Одинец глубоко вздохнул, набирая сил для окончания своего монолога, и девушке показалось, что зашевелилась укрывающие его листья, словно он хотел выпростать руку, чтобы удержать ее подле себя.
— Я здесь, я не уйду, — шепнула она. Что поделаешь — жалко ведь человека.
— Твоя жизнь… Да. Это и твоя кожа, что отражала поток тех мельчайших искорок, который называется светом; боль от удара об острый… несомненно существующий… угол — это и всплеснувшаяся в твоих сосудах кровь, и крошечные молнии, пробегающие по нервам; даже твоя мысль о том, что ты блуждаешь в темноте…
Он захлебнулся собственным сбившимся дыханием; она обождала, пока он переводил дух, и не удержалась:
— А разве мысль существует?
— Несомненно! — выдохнул он с неожиданной силой. — Это те же крошечные, почти неуловимые молнии, которые навечно уходят за пределы наших тел…

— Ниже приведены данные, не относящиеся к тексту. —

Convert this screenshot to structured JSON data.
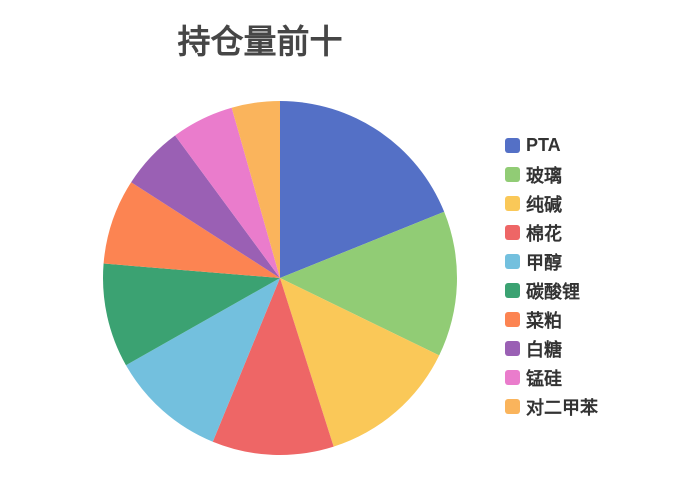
{
  "title": "持仓量前十",
  "colors": {
    "title_text": "#464646",
    "legend_text": "#333333",
    "background": "#ffffff"
  },
  "chart_data": {
    "type": "pie",
    "title": "持仓量前十",
    "legend_position": "right",
    "start_angle": "top",
    "direction": "clockwise",
    "value_unit": "percent-of-circle (estimated from slice angles, no numeric labels shown)",
    "series": [
      {
        "name": "PTA",
        "value": 18.9,
        "color": "#5470C6"
      },
      {
        "name": "玻璃",
        "value": 13.3,
        "color": "#91CC75"
      },
      {
        "name": "纯碱",
        "value": 12.9,
        "color": "#FAC858"
      },
      {
        "name": "棉花",
        "value": 11.1,
        "color": "#EE6666"
      },
      {
        "name": "甲醇",
        "value": 10.6,
        "color": "#73C0DE"
      },
      {
        "name": "碳酸锂",
        "value": 9.5,
        "color": "#3BA272"
      },
      {
        "name": "菜粕",
        "value": 7.8,
        "color": "#FC8452"
      },
      {
        "name": "白糖",
        "value": 5.8,
        "color": "#9A60B4"
      },
      {
        "name": "锰硅",
        "value": 5.7,
        "color": "#EA7CCC"
      },
      {
        "name": "对二甲苯",
        "value": 4.4,
        "color": "#FAB45C"
      }
    ]
  }
}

Он снова поперхнулся, но упрямо продолжал:
— Мы открыли это еще там… на нашей прародине, — произнес он извиняющимся тоном. — Если бы у меня достало времени передать тебе хоть частицу…

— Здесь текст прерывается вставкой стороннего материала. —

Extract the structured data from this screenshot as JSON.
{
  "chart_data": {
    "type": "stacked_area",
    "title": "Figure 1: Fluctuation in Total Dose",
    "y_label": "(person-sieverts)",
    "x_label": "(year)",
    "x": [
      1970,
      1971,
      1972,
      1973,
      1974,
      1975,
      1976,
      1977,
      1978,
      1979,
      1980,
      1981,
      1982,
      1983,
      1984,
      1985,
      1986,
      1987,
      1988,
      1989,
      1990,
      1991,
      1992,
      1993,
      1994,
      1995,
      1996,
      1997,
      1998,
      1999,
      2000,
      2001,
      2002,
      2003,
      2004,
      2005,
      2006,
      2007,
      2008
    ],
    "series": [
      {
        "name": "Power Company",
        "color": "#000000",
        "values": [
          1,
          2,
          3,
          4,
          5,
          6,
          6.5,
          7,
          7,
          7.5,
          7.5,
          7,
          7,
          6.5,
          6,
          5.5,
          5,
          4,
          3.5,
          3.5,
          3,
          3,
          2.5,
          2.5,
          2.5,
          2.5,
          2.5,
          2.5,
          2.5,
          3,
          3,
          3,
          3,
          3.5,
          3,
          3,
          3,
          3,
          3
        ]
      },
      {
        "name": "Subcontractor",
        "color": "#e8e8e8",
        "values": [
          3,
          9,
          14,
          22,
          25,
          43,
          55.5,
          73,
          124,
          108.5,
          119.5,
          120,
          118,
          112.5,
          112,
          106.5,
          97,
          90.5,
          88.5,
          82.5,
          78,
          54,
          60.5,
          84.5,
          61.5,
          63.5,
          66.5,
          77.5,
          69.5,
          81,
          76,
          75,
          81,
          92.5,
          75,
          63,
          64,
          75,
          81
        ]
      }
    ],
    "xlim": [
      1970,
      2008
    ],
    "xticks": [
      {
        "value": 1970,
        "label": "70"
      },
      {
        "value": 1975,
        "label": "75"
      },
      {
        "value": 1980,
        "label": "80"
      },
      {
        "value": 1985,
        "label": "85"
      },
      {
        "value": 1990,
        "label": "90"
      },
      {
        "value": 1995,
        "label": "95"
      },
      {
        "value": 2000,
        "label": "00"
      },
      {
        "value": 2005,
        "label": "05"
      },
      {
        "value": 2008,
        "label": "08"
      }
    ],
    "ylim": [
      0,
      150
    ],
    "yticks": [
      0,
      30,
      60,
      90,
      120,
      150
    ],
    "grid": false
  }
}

Щелочки век совсем сомкнулись. Неужели — все? Спрашивай скорее! У тебя есть, о чем спросить. Ага, ты еще здесь. Подслушиваешь. Я всегда знаю, о чем ты думаешь. Спроси его, потому что мне ты не поверишь.
— Ты сказал, что Нетопырь — всего лишь божество, — прошептала она совсем тихо, чтобы не разбудить своего мудрого собеседника, если он уснул. — Но тогда… существует ли бог?

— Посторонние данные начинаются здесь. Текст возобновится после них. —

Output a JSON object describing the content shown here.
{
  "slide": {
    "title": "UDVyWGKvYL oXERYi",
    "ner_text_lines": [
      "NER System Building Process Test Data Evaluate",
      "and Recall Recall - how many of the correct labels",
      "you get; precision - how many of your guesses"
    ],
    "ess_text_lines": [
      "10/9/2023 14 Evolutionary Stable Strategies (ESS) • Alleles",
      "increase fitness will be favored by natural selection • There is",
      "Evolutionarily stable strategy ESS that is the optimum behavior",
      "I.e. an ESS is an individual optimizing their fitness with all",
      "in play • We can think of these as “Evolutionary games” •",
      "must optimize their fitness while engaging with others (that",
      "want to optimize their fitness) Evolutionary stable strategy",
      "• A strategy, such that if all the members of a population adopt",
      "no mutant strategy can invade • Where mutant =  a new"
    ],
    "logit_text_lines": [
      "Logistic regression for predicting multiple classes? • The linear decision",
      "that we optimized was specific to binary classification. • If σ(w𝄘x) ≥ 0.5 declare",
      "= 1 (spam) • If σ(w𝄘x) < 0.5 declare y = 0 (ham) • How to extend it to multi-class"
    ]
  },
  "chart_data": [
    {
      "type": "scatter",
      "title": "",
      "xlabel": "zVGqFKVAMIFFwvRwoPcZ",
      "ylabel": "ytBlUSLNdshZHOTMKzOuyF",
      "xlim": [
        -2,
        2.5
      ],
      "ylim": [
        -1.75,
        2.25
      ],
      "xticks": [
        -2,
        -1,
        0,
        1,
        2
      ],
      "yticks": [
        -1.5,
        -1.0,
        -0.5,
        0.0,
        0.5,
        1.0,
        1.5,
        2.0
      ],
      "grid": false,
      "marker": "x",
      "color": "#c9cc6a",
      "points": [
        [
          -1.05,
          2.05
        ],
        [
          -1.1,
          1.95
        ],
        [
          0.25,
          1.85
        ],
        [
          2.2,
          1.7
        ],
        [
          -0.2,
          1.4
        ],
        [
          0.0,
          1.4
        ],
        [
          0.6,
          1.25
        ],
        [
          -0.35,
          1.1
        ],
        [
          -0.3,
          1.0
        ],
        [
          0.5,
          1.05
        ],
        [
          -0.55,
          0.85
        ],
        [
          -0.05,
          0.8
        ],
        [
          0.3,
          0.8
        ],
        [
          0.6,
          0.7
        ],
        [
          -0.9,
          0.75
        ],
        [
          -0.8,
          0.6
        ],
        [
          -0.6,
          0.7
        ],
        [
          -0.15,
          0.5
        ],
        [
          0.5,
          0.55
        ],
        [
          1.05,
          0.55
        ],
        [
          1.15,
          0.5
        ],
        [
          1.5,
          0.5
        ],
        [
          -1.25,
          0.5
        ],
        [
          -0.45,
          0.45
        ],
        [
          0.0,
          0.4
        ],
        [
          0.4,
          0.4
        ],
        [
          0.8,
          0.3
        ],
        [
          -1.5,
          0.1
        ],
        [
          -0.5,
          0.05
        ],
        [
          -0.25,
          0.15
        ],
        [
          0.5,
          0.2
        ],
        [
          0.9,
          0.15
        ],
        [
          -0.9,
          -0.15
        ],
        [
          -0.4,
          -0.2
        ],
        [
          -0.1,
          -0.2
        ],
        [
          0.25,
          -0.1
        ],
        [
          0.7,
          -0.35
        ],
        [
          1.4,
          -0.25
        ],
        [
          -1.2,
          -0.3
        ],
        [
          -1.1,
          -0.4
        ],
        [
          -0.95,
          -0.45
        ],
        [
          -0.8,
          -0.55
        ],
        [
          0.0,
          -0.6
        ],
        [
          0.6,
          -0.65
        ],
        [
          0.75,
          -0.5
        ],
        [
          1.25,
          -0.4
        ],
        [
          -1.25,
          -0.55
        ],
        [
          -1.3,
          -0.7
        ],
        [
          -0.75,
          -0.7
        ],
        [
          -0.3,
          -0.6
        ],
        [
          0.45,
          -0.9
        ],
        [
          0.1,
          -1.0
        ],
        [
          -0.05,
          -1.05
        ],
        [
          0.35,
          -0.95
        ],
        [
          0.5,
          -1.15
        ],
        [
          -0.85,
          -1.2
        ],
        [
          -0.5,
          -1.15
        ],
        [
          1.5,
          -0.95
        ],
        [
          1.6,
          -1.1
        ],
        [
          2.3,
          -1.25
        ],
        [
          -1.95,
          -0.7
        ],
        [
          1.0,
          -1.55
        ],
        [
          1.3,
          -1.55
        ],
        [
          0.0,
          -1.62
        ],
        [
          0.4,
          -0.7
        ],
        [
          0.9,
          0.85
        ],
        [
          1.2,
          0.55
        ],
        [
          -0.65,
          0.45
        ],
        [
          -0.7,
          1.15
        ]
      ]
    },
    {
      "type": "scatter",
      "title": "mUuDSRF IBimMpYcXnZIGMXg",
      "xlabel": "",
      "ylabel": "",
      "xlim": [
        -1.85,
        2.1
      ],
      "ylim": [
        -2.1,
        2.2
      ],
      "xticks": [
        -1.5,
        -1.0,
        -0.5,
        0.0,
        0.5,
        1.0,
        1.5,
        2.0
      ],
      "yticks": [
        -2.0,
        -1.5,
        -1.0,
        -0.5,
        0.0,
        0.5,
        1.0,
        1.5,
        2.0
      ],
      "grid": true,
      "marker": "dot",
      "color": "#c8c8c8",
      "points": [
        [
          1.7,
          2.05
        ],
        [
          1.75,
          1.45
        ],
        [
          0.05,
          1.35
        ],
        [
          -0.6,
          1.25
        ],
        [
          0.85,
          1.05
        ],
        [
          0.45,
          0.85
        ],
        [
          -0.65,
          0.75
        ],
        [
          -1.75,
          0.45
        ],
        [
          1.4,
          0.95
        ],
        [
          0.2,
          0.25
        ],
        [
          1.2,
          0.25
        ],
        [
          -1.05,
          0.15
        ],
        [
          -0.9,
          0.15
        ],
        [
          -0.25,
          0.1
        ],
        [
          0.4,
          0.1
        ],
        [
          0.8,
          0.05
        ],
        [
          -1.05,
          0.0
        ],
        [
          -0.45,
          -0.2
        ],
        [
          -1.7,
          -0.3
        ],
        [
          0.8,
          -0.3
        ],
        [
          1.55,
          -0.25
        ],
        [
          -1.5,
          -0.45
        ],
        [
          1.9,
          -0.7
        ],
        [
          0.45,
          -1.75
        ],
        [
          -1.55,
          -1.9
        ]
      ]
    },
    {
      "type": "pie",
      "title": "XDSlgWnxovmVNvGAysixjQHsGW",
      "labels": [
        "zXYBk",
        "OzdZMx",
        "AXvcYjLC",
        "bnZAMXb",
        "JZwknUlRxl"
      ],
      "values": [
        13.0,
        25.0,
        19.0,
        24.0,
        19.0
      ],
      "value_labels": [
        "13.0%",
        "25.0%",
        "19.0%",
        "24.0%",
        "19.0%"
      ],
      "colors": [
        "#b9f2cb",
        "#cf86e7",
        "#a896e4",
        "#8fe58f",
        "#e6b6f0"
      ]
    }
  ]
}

В ответ раздалось то ли покряхтывание, то ли кудахтанье; она с трудом догадалась, что это одинец смеется, не разжимая губ. И может быть, последним в своей жизни смехом.
— Я знал, что ты все-таки спросишь об этом, знал… — Слабый голосок дребезжал каким-то мизерным старческим удовлетворением: вот ведь ему удается оставаться мудрым провидцем до самого конца. — Мы были дикарями на своей старой земле, потому что сотворяли кумиров, объявляли богами и пророками людей, которые того не стоили; мы лепили себе идолов…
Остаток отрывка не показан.